Бродди же посмотрел внимательно на худенькую одежонку мальца, на многочисленные заплатки и наспех зашитые прорехи, и сердитое выражение лица смягчилось.
— Попал бы жандарму в лоб или барышне какой под юбку — и сидел бы в арестантской яме до скончания праздников, — пробурчал он, разжимая пальцы. — Или мамка у тебя слез мало проливает, еще добавить надо?
Мальчишка не стал удирать, лишь опустил голову. Щеки его тут же покраснели, словно рябина на снегу.
— Балбес ты, вот чего. Мамку слушать надо, особенно в праздник, и нервы не трепать, — и Бродди вдруг сунул руку в карман и достал оттуда две медяшки. — На вот, конфет ей купи. Если спросит, откуда деньги, скажи, чародеям на ярмарке помог, указал на жуликов, что в лавке горожан обманывали. И смотри, если потратишь монеты на глупости всякие, ночью чудище придет подкроватное, ноги тебе до костей обглодает. Понял?
Паренек взял дрожащей рукой монеты, а затем снова покосился на боевика и вдруг прошептал.
— Дяденька, а я вам взаправду секрет расскажу, хотите?
Он сделал шаг ближе и затараторил, то и дело покашливая от обжигающе холодного воздуха.
— В самом ближнем к воротам полосатом шатре, что на торговой улице Чудес, мужик золотые яйца продает! От рябой курицы! Знамо дело, жулик! Где это видано, чтобы куры золотые яйца несли? Чай, не в сказке живем!
— Не в сказке, — кивнула Азали. — Ладно, проверим. А ты дуй домой, пока лихорадку не заработал.
Мальчишки тут же и след простыл. А троица студиозусов побрела дальше, оглядываясь по сторонам. Но никто из кучкующихся по торговым рядам горожан не толкал ребят и, тем более, не ругал за нерасторопность. Каждому в Ахенбурге известно, зачем на гуляниях столько юных колдунов расхаживает, причем, с раннего утра и строго по трое: боевик, целитель и некромансер. За порядком следят, праздник ведь на носу. Народ пьет, веселится, украшает дом еловыми ветками и тратит на подарки родным и любимым честно заработанное и скопленное за весь прошедший год.
А рядом с деньгами всегда есть те, кто готов поживиться нечестным путем: ограбить зазевавшегося прохожего в подворотне у пивной, срезать тугой кошелек с пояса восторженной барышни, застывшей у лавки с цветочными одеколонами, или же подсунуть влюбленному юнцу, ищущему сюрприз для дамы сердца, копеечный отвар маргариток, выдав его за дорогие эльфовские притирания для белизны лица…
— Курица, значит.

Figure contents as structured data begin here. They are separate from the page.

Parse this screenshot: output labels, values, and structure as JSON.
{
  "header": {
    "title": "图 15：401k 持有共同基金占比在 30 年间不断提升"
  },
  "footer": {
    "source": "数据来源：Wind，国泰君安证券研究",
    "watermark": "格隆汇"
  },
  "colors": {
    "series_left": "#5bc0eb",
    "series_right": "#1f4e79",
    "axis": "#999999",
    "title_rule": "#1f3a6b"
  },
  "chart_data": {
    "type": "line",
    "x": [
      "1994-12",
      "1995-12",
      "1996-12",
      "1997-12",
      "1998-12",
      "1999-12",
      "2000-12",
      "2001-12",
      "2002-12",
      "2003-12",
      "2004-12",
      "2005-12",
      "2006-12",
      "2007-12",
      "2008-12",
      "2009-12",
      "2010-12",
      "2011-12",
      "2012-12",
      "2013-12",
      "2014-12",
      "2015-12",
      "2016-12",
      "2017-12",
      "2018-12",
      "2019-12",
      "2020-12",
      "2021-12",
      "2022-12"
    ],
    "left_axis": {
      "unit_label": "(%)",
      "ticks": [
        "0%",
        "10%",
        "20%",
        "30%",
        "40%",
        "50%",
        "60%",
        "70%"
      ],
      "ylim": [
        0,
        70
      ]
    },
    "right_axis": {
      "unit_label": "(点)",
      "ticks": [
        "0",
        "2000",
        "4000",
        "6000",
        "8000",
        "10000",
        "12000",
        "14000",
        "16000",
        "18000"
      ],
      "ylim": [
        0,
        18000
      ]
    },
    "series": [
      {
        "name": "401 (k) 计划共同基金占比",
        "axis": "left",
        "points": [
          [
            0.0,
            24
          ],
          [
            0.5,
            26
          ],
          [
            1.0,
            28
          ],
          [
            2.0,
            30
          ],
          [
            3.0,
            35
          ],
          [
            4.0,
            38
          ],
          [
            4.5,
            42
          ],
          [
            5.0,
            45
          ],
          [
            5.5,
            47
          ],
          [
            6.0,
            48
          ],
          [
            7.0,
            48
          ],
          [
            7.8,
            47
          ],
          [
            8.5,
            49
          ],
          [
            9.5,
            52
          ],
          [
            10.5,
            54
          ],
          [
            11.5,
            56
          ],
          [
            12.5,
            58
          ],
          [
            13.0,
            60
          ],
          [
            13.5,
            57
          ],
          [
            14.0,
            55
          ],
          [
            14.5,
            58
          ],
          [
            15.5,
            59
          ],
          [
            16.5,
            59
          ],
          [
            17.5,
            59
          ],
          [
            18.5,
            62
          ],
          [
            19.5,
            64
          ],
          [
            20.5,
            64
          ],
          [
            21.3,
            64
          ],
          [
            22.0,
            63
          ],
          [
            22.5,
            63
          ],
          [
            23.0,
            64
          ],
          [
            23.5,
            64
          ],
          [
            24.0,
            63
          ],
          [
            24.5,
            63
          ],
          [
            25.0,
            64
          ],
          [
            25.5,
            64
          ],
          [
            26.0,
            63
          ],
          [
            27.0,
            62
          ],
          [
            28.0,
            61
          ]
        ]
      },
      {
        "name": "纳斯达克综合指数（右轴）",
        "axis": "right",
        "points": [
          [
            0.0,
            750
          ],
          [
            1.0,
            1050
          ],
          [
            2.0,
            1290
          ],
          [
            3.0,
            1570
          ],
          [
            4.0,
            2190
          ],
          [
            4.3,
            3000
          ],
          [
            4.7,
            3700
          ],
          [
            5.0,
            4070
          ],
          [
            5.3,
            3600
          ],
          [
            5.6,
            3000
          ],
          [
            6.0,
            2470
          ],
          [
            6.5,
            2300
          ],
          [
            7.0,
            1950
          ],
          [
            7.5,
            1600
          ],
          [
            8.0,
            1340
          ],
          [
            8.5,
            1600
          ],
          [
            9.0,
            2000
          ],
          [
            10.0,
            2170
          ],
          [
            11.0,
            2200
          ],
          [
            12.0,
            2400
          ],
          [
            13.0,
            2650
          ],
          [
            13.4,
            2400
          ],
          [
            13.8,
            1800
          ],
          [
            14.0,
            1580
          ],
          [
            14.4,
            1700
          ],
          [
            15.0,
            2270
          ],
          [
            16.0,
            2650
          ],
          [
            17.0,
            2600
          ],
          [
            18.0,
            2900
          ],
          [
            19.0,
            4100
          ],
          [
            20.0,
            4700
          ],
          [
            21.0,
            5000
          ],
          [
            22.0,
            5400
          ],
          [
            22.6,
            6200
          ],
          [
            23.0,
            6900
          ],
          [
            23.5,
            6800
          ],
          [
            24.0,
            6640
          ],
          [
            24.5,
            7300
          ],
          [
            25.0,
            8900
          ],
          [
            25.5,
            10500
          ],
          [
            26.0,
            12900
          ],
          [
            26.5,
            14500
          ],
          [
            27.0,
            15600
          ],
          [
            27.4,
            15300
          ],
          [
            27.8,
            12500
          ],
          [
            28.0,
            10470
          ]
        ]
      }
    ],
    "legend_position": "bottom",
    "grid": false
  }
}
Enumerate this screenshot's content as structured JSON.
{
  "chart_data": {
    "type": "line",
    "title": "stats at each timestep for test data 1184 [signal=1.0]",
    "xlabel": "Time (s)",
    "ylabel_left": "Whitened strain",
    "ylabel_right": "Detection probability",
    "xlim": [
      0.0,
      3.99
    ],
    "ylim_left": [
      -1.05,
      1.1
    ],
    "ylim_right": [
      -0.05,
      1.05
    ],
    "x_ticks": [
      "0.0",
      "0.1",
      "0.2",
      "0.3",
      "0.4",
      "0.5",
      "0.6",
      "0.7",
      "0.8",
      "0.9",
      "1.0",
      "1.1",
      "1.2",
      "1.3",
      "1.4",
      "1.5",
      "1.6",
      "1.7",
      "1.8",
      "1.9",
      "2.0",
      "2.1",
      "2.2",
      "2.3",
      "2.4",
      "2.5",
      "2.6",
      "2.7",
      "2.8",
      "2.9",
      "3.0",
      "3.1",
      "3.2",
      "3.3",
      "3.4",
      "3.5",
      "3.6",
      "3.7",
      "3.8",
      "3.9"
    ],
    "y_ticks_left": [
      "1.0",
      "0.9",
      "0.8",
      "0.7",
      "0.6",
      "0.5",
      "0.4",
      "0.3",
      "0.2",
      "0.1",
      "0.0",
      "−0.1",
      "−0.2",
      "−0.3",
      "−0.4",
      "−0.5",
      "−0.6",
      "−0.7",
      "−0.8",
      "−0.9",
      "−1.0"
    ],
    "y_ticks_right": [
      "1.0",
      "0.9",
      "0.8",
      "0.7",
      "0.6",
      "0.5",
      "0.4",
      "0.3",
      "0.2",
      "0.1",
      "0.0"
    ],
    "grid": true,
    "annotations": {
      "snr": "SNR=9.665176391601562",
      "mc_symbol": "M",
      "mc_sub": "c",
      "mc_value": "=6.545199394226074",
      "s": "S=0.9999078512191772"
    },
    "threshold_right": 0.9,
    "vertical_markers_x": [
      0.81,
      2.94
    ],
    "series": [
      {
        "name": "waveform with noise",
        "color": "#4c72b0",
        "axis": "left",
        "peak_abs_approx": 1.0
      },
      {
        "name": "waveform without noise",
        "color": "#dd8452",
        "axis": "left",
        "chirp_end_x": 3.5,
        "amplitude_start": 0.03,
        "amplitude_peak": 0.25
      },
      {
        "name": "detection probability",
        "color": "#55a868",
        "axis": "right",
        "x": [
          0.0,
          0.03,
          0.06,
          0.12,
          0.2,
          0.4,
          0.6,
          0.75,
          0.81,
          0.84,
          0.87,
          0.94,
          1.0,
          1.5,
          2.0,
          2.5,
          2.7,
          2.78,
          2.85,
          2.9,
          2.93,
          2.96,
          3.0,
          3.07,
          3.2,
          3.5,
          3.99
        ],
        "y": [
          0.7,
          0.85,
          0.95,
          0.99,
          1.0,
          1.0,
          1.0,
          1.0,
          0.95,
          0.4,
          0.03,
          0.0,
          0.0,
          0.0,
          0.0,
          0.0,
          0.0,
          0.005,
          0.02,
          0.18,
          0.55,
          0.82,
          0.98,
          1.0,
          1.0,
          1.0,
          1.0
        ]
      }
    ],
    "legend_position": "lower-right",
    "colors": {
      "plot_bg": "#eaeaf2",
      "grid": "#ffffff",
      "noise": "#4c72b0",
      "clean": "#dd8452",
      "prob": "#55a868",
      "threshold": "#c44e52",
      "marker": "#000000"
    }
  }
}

Золотые яйца несет, — задумчиво произнес Бродди. — Дамы, вам не кажется, что у нас тут мошенническим духом запахло?
— Может даже в крупных размерах, — согласилась Азали. — Мало ли, сколько он яиц тех продал, и за какую цену. А если же вправду курица золотом несется — то за колдовство без лицензии, а может, и за незаконную торговлю артефактами и редкими предметами. Предлагаю пойти и поглядеть.

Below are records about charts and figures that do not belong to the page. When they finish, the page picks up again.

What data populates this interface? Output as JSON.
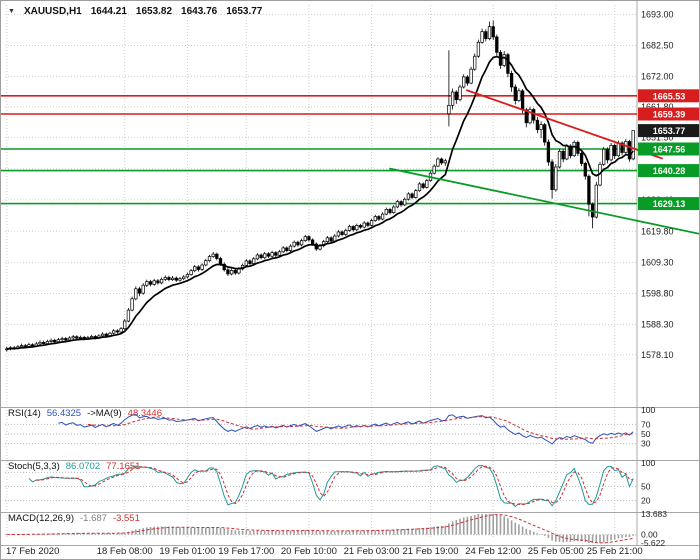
{
  "header": {
    "symbol": "XAUUSD,H1",
    "open": "1644.21",
    "high": "1653.82",
    "low": "1643.76",
    "close": "1653.77"
  },
  "icons": {
    "symbol_marker": "▼"
  },
  "colors": {
    "up": "#ffffff",
    "down": "#000000",
    "wick": "#000000",
    "ma": "#000000",
    "resistance": "#d61e1e",
    "support": "#089b26",
    "current_badge": "#1a1a1a",
    "rsi_line": "#2a52be",
    "stoch_line": "#1f9a9a",
    "signal": "#d32f2f",
    "macd_hist": "#a0a0a0",
    "grid": "#cfcfcf",
    "separator": "#a8a8a8",
    "axis_text": "#222222"
  },
  "panels": {
    "rsi": {
      "name": "RSI(14)",
      "value": "56.4325",
      "ma_label": "->MA(9)",
      "ma_value": "48.3446",
      "scale_labels": [
        "100",
        "70",
        "50",
        "30"
      ],
      "levels": [
        70,
        50,
        30
      ]
    },
    "stoch": {
      "name": "Stoch(5,3,3)",
      "value": "86.0702",
      "signal_value": "77.1651",
      "scale_labels": [
        "100",
        "50",
        "20"
      ],
      "levels": [
        80,
        50,
        20
      ]
    },
    "macd": {
      "name": "MACD(12,26,9)",
      "value": "-1.687",
      "signal_value": "-3.551",
      "scale_labels": [
        "13.683",
        "0.00",
        "-5.622"
      ],
      "range": [
        -5.622,
        13.683
      ]
    }
  },
  "chart_data": {
    "type": "candlestick",
    "symbol": "XAUUSD",
    "timeframe": "H1",
    "current_ohlc": {
      "open": 1644.21,
      "high": 1653.82,
      "low": 1643.76,
      "close": 1653.77
    },
    "price_range": {
      "top": 1695.5,
      "bottom": 1561.5
    },
    "y_axis_labels": [
      "1693.00",
      "1682.50",
      "1672.00",
      "1661.80",
      "1651.50",
      "1640.90",
      "1630.40",
      "1619.80",
      "1609.30",
      "1598.80",
      "1588.30",
      "1578.10"
    ],
    "x_axis_labels": [
      {
        "label": "17 Feb 2020",
        "i": 0
      },
      {
        "label": "18 Feb 08:00",
        "i": 32
      },
      {
        "label": "19 Feb 01:00",
        "i": 49
      },
      {
        "label": "19 Feb 17:00",
        "i": 65
      },
      {
        "label": "20 Feb 10:00",
        "i": 82
      },
      {
        "label": "21 Feb 03:00",
        "i": 99
      },
      {
        "label": "21 Feb 19:00",
        "i": 115
      },
      {
        "label": "24 Feb 12:00",
        "i": 132
      },
      {
        "label": "25 Feb 05:00",
        "i": 149
      },
      {
        "label": "25 Feb 21:00",
        "i": 165
      }
    ],
    "horizontal_levels": {
      "resistance": [
        1665.53,
        1659.39
      ],
      "support": [
        1647.56,
        1640.28,
        1629.13
      ],
      "current_price": 1653.77
    },
    "trendlines": [
      {
        "role": "resistance",
        "x1_frac": 0.732,
        "price1": 1667.5,
        "x2_frac": 1.044,
        "price2": 1644.3
      },
      {
        "role": "support",
        "x1_frac": 0.61,
        "price1": 1641.0,
        "x2_frac": 1.105,
        "price2": 1618.8
      }
    ],
    "overlays": {
      "moving_average": {
        "type": "EMA",
        "period": 10
      }
    },
    "candles": [
      [
        1579.8,
        1580.9,
        1579.2,
        1580.1
      ],
      [
        1580.1,
        1581.0,
        1579.6,
        1580.5
      ],
      [
        1580.5,
        1581.1,
        1579.8,
        1580.2
      ],
      [
        1580.2,
        1581.4,
        1579.9,
        1580.8
      ],
      [
        1580.8,
        1581.9,
        1580.3,
        1581.2
      ],
      [
        1581.2,
        1581.8,
        1580.4,
        1580.9
      ],
      [
        1580.9,
        1582.2,
        1580.5,
        1581.5
      ],
      [
        1581.5,
        1582.0,
        1580.6,
        1581.1
      ],
      [
        1581.1,
        1582.5,
        1580.8,
        1581.8
      ],
      [
        1581.8,
        1583.0,
        1581.3,
        1582.3
      ],
      [
        1582.3,
        1582.9,
        1581.4,
        1581.9
      ],
      [
        1581.9,
        1583.2,
        1581.5,
        1582.6
      ],
      [
        1582.6,
        1583.6,
        1582.0,
        1583.0
      ],
      [
        1583.0,
        1583.5,
        1582.0,
        1582.5
      ],
      [
        1582.5,
        1583.8,
        1582.1,
        1583.2
      ],
      [
        1583.2,
        1584.2,
        1582.7,
        1583.6
      ],
      [
        1583.6,
        1584.1,
        1582.6,
        1583.1
      ],
      [
        1583.1,
        1584.4,
        1582.8,
        1583.8
      ],
      [
        1583.8,
        1584.8,
        1583.3,
        1584.2
      ],
      [
        1584.2,
        1584.7,
        1583.2,
        1583.7
      ],
      [
        1583.7,
        1584.6,
        1583.2,
        1584.0
      ],
      [
        1584.0,
        1584.5,
        1583.0,
        1583.5
      ],
      [
        1583.5,
        1584.5,
        1583.1,
        1583.9
      ],
      [
        1583.9,
        1584.9,
        1583.4,
        1584.3
      ],
      [
        1584.3,
        1584.8,
        1583.3,
        1583.8
      ],
      [
        1583.8,
        1585.1,
        1583.4,
        1584.5
      ],
      [
        1584.5,
        1585.7,
        1584.0,
        1585.1
      ],
      [
        1585.1,
        1585.6,
        1584.1,
        1584.6
      ],
      [
        1584.6,
        1585.9,
        1584.2,
        1585.4
      ],
      [
        1585.4,
        1586.8,
        1585.0,
        1586.2
      ],
      [
        1586.2,
        1586.7,
        1585.2,
        1585.8
      ],
      [
        1585.8,
        1587.5,
        1585.4,
        1586.9
      ],
      [
        1586.9,
        1590.2,
        1586.5,
        1589.5
      ],
      [
        1589.5,
        1593.9,
        1589.1,
        1593.2
      ],
      [
        1593.2,
        1597.8,
        1592.8,
        1597.0
      ],
      [
        1597.0,
        1601.2,
        1596.5,
        1600.4
      ],
      [
        1600.4,
        1601.1,
        1597.9,
        1598.9
      ],
      [
        1598.9,
        1602.3,
        1598.4,
        1601.6
      ],
      [
        1601.6,
        1603.5,
        1601.0,
        1602.8
      ],
      [
        1602.8,
        1603.4,
        1601.2,
        1601.9
      ],
      [
        1601.9,
        1603.8,
        1601.4,
        1603.1
      ],
      [
        1603.1,
        1603.7,
        1601.8,
        1602.4
      ],
      [
        1602.4,
        1604.2,
        1601.9,
        1603.6
      ],
      [
        1603.6,
        1604.9,
        1603.0,
        1604.2
      ],
      [
        1604.2,
        1604.8,
        1602.9,
        1603.5
      ],
      [
        1603.5,
        1604.7,
        1603.0,
        1604.0
      ],
      [
        1604.0,
        1604.5,
        1602.7,
        1603.3
      ],
      [
        1603.3,
        1604.4,
        1602.8,
        1603.8
      ],
      [
        1603.8,
        1605.0,
        1603.3,
        1604.4
      ],
      [
        1604.4,
        1605.8,
        1603.9,
        1605.2
      ],
      [
        1605.2,
        1607.1,
        1604.8,
        1606.5
      ],
      [
        1606.5,
        1608.4,
        1606.0,
        1607.8
      ],
      [
        1607.8,
        1608.3,
        1606.2,
        1606.9
      ],
      [
        1606.9,
        1609.0,
        1606.4,
        1608.4
      ],
      [
        1608.4,
        1610.5,
        1608.0,
        1609.9
      ],
      [
        1609.9,
        1611.9,
        1609.4,
        1611.3
      ],
      [
        1611.3,
        1612.8,
        1610.8,
        1612.1
      ],
      [
        1612.1,
        1612.6,
        1610.0,
        1610.6
      ],
      [
        1610.6,
        1611.2,
        1608.1,
        1608.7
      ],
      [
        1608.7,
        1609.3,
        1606.2,
        1606.8
      ],
      [
        1606.8,
        1607.4,
        1604.7,
        1605.4
      ],
      [
        1605.4,
        1607.2,
        1604.9,
        1606.6
      ],
      [
        1606.6,
        1607.1,
        1605.1,
        1605.7
      ],
      [
        1605.7,
        1607.7,
        1605.2,
        1607.1
      ],
      [
        1607.1,
        1608.9,
        1606.6,
        1608.3
      ],
      [
        1608.3,
        1610.4,
        1607.9,
        1609.8
      ],
      [
        1609.8,
        1610.3,
        1608.3,
        1608.9
      ],
      [
        1608.9,
        1611.1,
        1608.4,
        1610.5
      ],
      [
        1610.5,
        1612.4,
        1610.0,
        1611.8
      ],
      [
        1611.8,
        1612.3,
        1610.3,
        1610.9
      ],
      [
        1610.9,
        1612.8,
        1610.4,
        1612.2
      ],
      [
        1612.2,
        1612.7,
        1610.8,
        1611.4
      ],
      [
        1611.4,
        1613.2,
        1610.9,
        1612.6
      ],
      [
        1612.6,
        1613.1,
        1611.1,
        1611.7
      ],
      [
        1611.7,
        1613.5,
        1611.2,
        1612.9
      ],
      [
        1612.9,
        1614.8,
        1612.4,
        1614.2
      ],
      [
        1614.2,
        1614.7,
        1612.7,
        1613.3
      ],
      [
        1613.3,
        1615.4,
        1612.8,
        1614.8
      ],
      [
        1614.8,
        1616.7,
        1614.3,
        1616.1
      ],
      [
        1616.1,
        1616.6,
        1614.6,
        1615.2
      ],
      [
        1615.2,
        1617.3,
        1614.7,
        1616.7
      ],
      [
        1616.7,
        1618.6,
        1616.2,
        1618.0
      ],
      [
        1618.0,
        1618.5,
        1616.3,
        1616.9
      ],
      [
        1616.9,
        1617.4,
        1614.9,
        1615.5
      ],
      [
        1615.5,
        1616.0,
        1613.2,
        1613.8
      ],
      [
        1613.8,
        1615.5,
        1613.3,
        1614.9
      ],
      [
        1614.9,
        1616.9,
        1614.4,
        1616.3
      ],
      [
        1616.3,
        1618.2,
        1615.8,
        1617.6
      ],
      [
        1617.6,
        1618.1,
        1615.9,
        1616.5
      ],
      [
        1616.5,
        1618.8,
        1616.0,
        1618.2
      ],
      [
        1618.2,
        1620.2,
        1617.7,
        1619.6
      ],
      [
        1619.6,
        1620.1,
        1618.1,
        1618.7
      ],
      [
        1618.7,
        1620.7,
        1618.2,
        1620.1
      ],
      [
        1620.1,
        1622.0,
        1619.6,
        1621.4
      ],
      [
        1621.4,
        1621.9,
        1619.7,
        1620.3
      ],
      [
        1620.3,
        1622.4,
        1619.8,
        1621.8
      ],
      [
        1621.8,
        1622.3,
        1620.6,
        1621.2
      ],
      [
        1621.2,
        1623.2,
        1620.8,
        1622.6
      ],
      [
        1622.6,
        1623.1,
        1621.2,
        1621.8
      ],
      [
        1621.8,
        1624.0,
        1621.4,
        1623.4
      ],
      [
        1623.4,
        1625.4,
        1623.0,
        1624.8
      ],
      [
        1624.8,
        1625.3,
        1623.3,
        1623.9
      ],
      [
        1623.9,
        1626.2,
        1623.5,
        1625.6
      ],
      [
        1625.6,
        1627.8,
        1625.2,
        1627.2
      ],
      [
        1627.2,
        1627.7,
        1625.5,
        1626.1
      ],
      [
        1626.1,
        1628.6,
        1625.7,
        1628.0
      ],
      [
        1628.0,
        1630.4,
        1627.6,
        1629.8
      ],
      [
        1629.8,
        1630.3,
        1628.1,
        1628.7
      ],
      [
        1628.7,
        1631.2,
        1628.3,
        1630.6
      ],
      [
        1630.6,
        1633.0,
        1630.2,
        1632.4
      ],
      [
        1632.4,
        1632.9,
        1630.6,
        1631.2
      ],
      [
        1631.2,
        1634.1,
        1630.8,
        1633.5
      ],
      [
        1633.5,
        1636.4,
        1633.1,
        1635.8
      ],
      [
        1635.8,
        1636.3,
        1634.0,
        1634.6
      ],
      [
        1634.6,
        1637.5,
        1634.2,
        1636.9
      ],
      [
        1636.9,
        1640.0,
        1636.5,
        1639.4
      ],
      [
        1639.4,
        1642.4,
        1639.0,
        1641.8
      ],
      [
        1641.8,
        1644.8,
        1641.4,
        1644.2
      ],
      [
        1644.2,
        1644.7,
        1642.2,
        1642.9
      ],
      [
        1642.9,
        1644.3,
        1641.9,
        1643.6
      ],
      [
        1659.5,
        1680.9,
        1655.2,
        1662.3
      ],
      [
        1662.3,
        1668.0,
        1660.9,
        1666.8
      ],
      [
        1666.8,
        1667.4,
        1662.8,
        1664.2
      ],
      [
        1664.2,
        1669.3,
        1663.7,
        1668.5
      ],
      [
        1668.5,
        1672.8,
        1668.0,
        1671.9
      ],
      [
        1671.9,
        1672.5,
        1668.9,
        1669.8
      ],
      [
        1669.8,
        1675.3,
        1669.4,
        1674.5
      ],
      [
        1674.5,
        1679.8,
        1674.0,
        1678.9
      ],
      [
        1678.9,
        1684.5,
        1678.4,
        1683.6
      ],
      [
        1683.6,
        1688.2,
        1683.1,
        1687.2
      ],
      [
        1687.2,
        1688.0,
        1683.9,
        1684.8
      ],
      [
        1684.8,
        1690.6,
        1684.3,
        1688.9
      ],
      [
        1688.9,
        1690.9,
        1684.4,
        1685.4
      ],
      [
        1685.4,
        1686.2,
        1679.1,
        1680.2
      ],
      [
        1680.2,
        1681.0,
        1674.6,
        1675.8
      ],
      [
        1675.8,
        1680.6,
        1675.2,
        1679.4
      ],
      [
        1679.4,
        1680.0,
        1671.8,
        1673.1
      ],
      [
        1673.1,
        1674.0,
        1666.9,
        1668.5
      ],
      [
        1668.5,
        1669.4,
        1662.6,
        1663.9
      ],
      [
        1663.9,
        1668.1,
        1663.4,
        1667.2
      ],
      [
        1667.2,
        1667.8,
        1659.6,
        1660.8
      ],
      [
        1660.8,
        1661.5,
        1654.9,
        1656.4
      ],
      [
        1656.4,
        1661.8,
        1655.9,
        1660.9
      ],
      [
        1660.9,
        1661.5,
        1656.1,
        1657.3
      ],
      [
        1657.3,
        1658.4,
        1652.9,
        1654.1
      ],
      [
        1654.1,
        1656.9,
        1651.2,
        1655.8
      ],
      [
        1655.8,
        1656.4,
        1648.7,
        1649.9
      ],
      [
        1649.9,
        1650.8,
        1641.9,
        1643.2
      ],
      [
        1643.2,
        1644.1,
        1630.8,
        1633.8
      ],
      [
        1633.8,
        1642.5,
        1633.2,
        1641.5
      ],
      [
        1641.5,
        1647.6,
        1641.0,
        1646.8
      ],
      [
        1646.8,
        1647.4,
        1643.1,
        1644.2
      ],
      [
        1644.2,
        1649.3,
        1643.8,
        1648.6
      ],
      [
        1648.6,
        1649.2,
        1644.4,
        1645.3
      ],
      [
        1645.3,
        1650.5,
        1644.9,
        1649.8
      ],
      [
        1649.8,
        1650.4,
        1645.2,
        1646.1
      ],
      [
        1646.1,
        1646.7,
        1641.8,
        1642.7
      ],
      [
        1642.7,
        1643.3,
        1637.2,
        1638.4
      ],
      [
        1638.4,
        1639.0,
        1624.9,
        1628.9
      ],
      [
        1628.9,
        1629.5,
        1620.8,
        1624.6
      ],
      [
        1624.6,
        1636.5,
        1624.1,
        1635.4
      ],
      [
        1635.4,
        1643.2,
        1635.0,
        1642.4
      ],
      [
        1642.4,
        1648.3,
        1641.9,
        1647.5
      ],
      [
        1647.5,
        1648.1,
        1642.7,
        1643.9
      ],
      [
        1643.9,
        1649.6,
        1643.4,
        1648.8
      ],
      [
        1648.8,
        1649.4,
        1644.2,
        1645.3
      ],
      [
        1645.3,
        1650.4,
        1644.9,
        1649.6
      ],
      [
        1649.6,
        1650.2,
        1645.4,
        1646.4
      ],
      [
        1646.4,
        1650.9,
        1645.9,
        1650.1
      ],
      [
        1650.1,
        1650.7,
        1643.3,
        1644.2
      ],
      [
        1644.21,
        1653.82,
        1643.76,
        1653.77
      ]
    ]
  }
}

— А он нас увидит и кинется в бега, — не согласилась Ниенна. — Может, еще кого-то из наших предупредить, чтобы были начеку? На ярмарке сколько патрулей?

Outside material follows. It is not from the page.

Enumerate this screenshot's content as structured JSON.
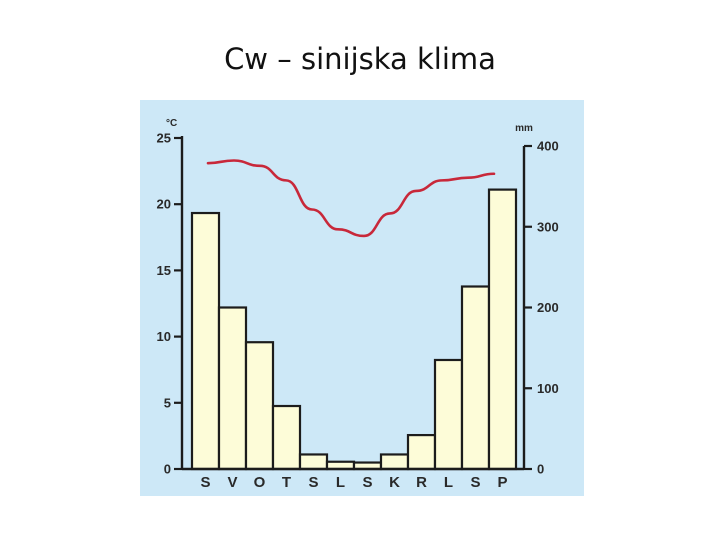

— Минимум четыре, — ответил боевик. — У Альбрехта и Герды команды составные, там адепты с других академий, некромансеров же не хватает. Остальных я не знаю.
— Сообщи им, пусть будут начеку. Мы, конечно, можем притвориться, что хотим поглазеть, а то и прикупить чудное яичко. Но ведь и дураку понятно, зачем три юнца с разных чародейских факультетов шляются вдоль прилавков. Явно же не за тканями да одеколонами явились…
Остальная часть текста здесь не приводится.